Practically, Jacob cannot now flee from the incoming threat of his brother Esau.  You can’t run with a dodgy hip.  At best one can hobble along.  Having sent his livestock and family before him as a buffer, now he leads with a limp and meets Esau.

We hear in Genesis thirty-three, “And Jacob lifted up his eyes and looked, and behold, Esau was coming, and four hundred men with him. So he divided the children among Leah and Rachel and the two female servants.  And he put the servants with their children in front, then Leah with her children, and Rachel and Joseph last of all.  He himself went on before them, bowing himself to the ground seven times, until he came near to his brother.  But Esau ran to meet him and embraced him and fell on his neck and kissed him, and they wept.  (Genesis 33:1–4 ESV)

Now, he put himself before his least favoured all the way back to Rachel and Joseph, his favourites.  Yes, he still has an order that discriminates!  But now, he makes himself the least, having struggle with God and also blessed by God.   Now, Israel struggles together with God, so through Israel, God can struggle with humanity to bless them too.

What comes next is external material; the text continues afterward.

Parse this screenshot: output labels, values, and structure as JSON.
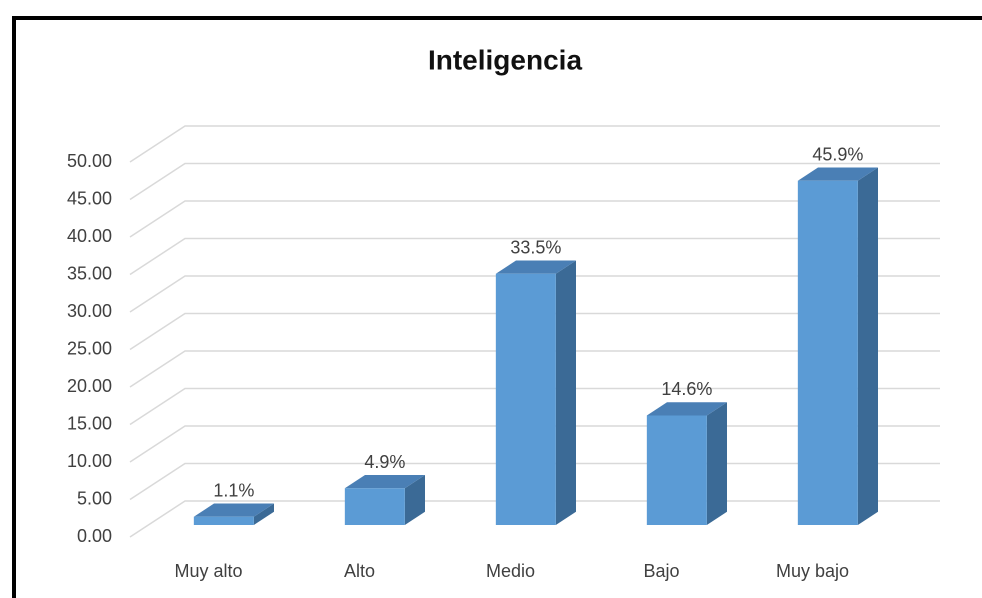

The second indicator or marker is how Jacob now regards Esau, his brother, whom he formerly saw as his enemy.  Jacob now struggles with Esau in a new way, to be a blessing to him with the five sizable gifts of livestock.

Jacob says to Esau, who seeks to refuse his gifts, “ ‘No, please, if I have found favour in your sight, then accept my present from my hand.  For I have seen your face, which is like seeing the face of God, and you have accepted me.  Please accept my blessing that is brought to you, because God has dealt graciously with me, and because I have enough.’ Thus he urged him, and he took it.’ ” (Genesis 33:10–11 ESV)

God touched his hip, not to keep a hold of the heel grabber, but to lift him up by the heel to bless all people.  He whom he saw as an enemy, in him he now saw the face of God.  What had changed?  Jacob no longer saw himself as God, but as one with whom God had mercy, and from whom  he had received blessing.

Like Jacob we have conflicts with other people.  Do you see the face of God in those you regard as enemies, or even those whom you treat with suspicion?  Jacob lived as though he had a constant chip on his shoulder.  He was a heel of a man who struggled with all through his self-righteousness, yet those with whom he struggled God gave blessing.

Jesus Christ is the Godsend of Jacob to all people.  Jesus is the blessing of Israel for humanity.  He took up the struggle of Jacob and saw the face of God in his enemies.  He saw the face of God in you when he took your struggles with God and with others on himself to the cross.  

Let the Holy Spirit wrestle your human spirit so you can see God in the face of those with whom you struggle.  Let the Holy Spirit lead you to forgive, as God has forgiven you.  Struggle, together with God, to bless as you have been blessed!  Amen.